Content Detail

  • Family (English) Agave
  • Family (botanic) Agavaceae
  • Tree or plant type Perennial
  • Native locale Non-native
  • Size range Medium plant (12-24 inches)
  • Light exposure Partial sun / shade (4-6 hrs light daily), Full shade (4 hrs or less of light daily)
  • Hardiness zones Zone 3, Zone 4, Zone 5 (Northern Illinois), Zone 6 (City of Chicago), Zone 7, Zone 8
  • Soil preference Moist, well-drained soil
  • Tolerances Occasional drought
  • Season of interest mid spring, late spring, early summer, midsummer, late summer, early fall
  • Flower color and fragrance White
  • Shape or form Mounded, Round
  • Growth rate Moderate
  • Wildlife Hummingbirds, Insect pollinators
  • More information

    Siebold’s hosta has massive dark bluish-grayish-green leaves that form a domed mound. From early summer to midsummer, long stems of numerous white flowers rise above the large leaves. Preferring shaded locations in moist, well-drained soils, Siebold’s hosta are well suited to beds, borders, cottage gardens, shade gardens, or underplanting trees and shrubs.

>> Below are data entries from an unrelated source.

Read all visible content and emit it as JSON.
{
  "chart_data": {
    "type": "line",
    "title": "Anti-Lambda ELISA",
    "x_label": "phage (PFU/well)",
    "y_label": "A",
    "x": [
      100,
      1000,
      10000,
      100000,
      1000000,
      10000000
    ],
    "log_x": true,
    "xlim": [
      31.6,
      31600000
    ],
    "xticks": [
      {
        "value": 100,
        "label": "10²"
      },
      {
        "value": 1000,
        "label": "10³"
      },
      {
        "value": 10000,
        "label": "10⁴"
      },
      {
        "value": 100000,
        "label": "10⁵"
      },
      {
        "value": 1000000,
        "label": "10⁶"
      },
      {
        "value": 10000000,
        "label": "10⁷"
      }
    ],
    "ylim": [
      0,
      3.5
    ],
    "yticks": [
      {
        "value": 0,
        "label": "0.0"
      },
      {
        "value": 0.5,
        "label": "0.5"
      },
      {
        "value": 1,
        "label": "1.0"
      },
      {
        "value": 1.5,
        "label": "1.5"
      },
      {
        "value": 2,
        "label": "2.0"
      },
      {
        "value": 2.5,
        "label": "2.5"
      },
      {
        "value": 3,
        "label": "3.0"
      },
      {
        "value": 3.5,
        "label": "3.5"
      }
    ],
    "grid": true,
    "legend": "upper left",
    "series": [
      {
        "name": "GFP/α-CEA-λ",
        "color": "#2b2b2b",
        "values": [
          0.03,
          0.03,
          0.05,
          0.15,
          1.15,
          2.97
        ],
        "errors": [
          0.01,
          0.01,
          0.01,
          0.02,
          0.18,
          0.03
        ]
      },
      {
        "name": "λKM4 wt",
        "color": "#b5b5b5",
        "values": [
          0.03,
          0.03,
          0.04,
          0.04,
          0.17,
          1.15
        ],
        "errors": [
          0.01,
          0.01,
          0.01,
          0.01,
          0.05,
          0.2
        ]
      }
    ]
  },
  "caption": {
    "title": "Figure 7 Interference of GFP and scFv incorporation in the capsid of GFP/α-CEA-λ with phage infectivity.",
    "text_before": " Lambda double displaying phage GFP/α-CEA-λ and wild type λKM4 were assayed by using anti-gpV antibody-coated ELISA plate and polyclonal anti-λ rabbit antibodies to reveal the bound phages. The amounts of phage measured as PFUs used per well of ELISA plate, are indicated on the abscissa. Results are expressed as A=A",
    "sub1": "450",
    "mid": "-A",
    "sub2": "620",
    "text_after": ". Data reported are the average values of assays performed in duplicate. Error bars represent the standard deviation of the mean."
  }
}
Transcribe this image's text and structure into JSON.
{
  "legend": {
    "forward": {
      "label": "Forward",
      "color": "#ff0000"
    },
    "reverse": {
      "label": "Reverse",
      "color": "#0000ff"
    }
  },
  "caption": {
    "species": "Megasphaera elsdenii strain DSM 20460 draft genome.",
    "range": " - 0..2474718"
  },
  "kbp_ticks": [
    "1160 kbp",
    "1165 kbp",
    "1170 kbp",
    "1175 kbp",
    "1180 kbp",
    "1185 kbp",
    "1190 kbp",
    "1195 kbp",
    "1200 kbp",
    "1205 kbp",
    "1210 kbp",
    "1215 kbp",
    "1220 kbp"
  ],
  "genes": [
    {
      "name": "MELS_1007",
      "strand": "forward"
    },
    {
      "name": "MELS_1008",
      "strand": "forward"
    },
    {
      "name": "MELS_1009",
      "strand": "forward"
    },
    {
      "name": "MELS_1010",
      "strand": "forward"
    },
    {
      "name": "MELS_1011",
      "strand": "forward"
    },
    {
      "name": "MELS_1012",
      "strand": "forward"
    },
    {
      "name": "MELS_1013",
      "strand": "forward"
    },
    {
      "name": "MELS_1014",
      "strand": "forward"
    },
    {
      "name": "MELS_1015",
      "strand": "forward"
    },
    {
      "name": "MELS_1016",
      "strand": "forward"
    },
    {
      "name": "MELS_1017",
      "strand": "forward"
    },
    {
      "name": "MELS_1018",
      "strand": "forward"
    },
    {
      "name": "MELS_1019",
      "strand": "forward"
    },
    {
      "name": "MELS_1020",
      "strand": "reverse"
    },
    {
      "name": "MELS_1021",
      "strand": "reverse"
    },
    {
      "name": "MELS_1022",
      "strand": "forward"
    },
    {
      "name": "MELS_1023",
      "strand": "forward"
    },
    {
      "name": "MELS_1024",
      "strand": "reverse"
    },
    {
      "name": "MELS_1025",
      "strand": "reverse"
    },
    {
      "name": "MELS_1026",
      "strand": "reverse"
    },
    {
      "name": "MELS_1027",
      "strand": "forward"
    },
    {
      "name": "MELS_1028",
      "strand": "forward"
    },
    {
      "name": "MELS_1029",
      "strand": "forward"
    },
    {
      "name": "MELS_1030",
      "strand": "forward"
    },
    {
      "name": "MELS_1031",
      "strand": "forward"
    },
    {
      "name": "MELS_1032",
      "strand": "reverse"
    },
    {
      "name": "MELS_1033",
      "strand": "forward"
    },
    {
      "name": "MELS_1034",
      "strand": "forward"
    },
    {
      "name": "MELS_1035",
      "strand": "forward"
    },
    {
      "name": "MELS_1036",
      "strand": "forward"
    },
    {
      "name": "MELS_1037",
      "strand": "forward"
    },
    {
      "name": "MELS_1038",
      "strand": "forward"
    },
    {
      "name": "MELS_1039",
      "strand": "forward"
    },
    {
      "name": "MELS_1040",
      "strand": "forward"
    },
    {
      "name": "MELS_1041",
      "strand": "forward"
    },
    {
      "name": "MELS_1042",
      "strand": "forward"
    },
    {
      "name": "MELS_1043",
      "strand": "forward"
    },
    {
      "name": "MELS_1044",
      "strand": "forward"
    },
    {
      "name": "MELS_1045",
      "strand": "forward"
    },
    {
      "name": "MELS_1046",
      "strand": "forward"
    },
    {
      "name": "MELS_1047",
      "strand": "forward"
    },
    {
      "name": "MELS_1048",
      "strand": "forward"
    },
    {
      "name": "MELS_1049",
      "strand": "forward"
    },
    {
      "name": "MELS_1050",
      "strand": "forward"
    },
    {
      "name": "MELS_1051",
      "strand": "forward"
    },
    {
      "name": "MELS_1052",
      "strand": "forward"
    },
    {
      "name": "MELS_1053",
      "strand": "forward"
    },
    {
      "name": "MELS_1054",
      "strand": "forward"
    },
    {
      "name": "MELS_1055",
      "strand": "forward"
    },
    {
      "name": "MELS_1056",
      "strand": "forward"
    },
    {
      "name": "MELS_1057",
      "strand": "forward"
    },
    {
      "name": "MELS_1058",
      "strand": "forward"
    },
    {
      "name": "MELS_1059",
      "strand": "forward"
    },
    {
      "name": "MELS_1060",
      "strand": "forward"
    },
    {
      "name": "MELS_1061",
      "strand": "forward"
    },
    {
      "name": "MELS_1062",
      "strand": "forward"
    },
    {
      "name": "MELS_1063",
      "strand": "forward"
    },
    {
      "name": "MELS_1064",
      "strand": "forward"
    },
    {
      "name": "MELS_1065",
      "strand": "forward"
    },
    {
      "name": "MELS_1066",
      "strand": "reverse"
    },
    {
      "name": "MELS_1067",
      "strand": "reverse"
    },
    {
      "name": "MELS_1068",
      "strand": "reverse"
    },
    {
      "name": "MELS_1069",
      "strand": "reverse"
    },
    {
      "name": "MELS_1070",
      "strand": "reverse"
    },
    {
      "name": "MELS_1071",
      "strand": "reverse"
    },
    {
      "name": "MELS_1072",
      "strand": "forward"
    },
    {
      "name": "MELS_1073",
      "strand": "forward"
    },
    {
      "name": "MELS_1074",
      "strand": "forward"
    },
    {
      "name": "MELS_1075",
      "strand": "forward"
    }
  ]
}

Size and method of spreading:

The mature height of Siebold’s hosta is 1 ½ to 2 feet and the spread is 4 to 5 feet. They spread by producing clones from their underground stem structure (rhizome). 

Native geographic location and habitat: (include C-value if appropriate)

Siebold’s hosta is a non-native perennial. 

Attracts birds or pollinators: 

Siebold’s hosta attracts hummingbirds, songbirds, bees, and butterflies.

Leaf description:

Siebold’s hostas have dark bluish-grayish-green leaves that are up to 14 inches long and 12 inches wide. The leaves are widely egg-shaped (ovate) with heart-shaped lobes at the bases (cordate bases) and abruptly pointed tips (cuspidate apices). Deep, arching, parallel veins cover the leaves. Siebold’s hostas have thick, waxy leaves. The leaves have wings along their stalks (petioles). 

Flower description:

The flowers of Siebold’s hostas grow on individual stalks (pedicels) that branch from a long, leafless central stem (scape) and mature from the bottom up (raceme). They are white to very faintly lilac and bell to funnel-shaped. 

Fruit description:

The fruit of Siebold’s hostas begin as long, medium-green structures (capsules) that eventually dry and split along seams to release seeds when they have matured. 

Plant Care:

It is easiest to divide Siebold’s hosta in the early spring, but it can be divided in autumn as well. Proper spacing and adequate air circulation can aid in preventing fungal issues. Keeping foliage dry while watering the plant will also help minimize disease.

List of pests, diseases, and tolerances:

Siebold’s hosta pests include leafhoppers, psyllids, grasshoppers, blister beetles, cutworms, slugs, snails, rabbits, deer, voles, and hosta leaf nematodes. Siebold’s hosta is susceptible to a number of fungal and viral issues, including hosta virus X. Once established, Siebold’s hosta can be somewhat drought tolerant.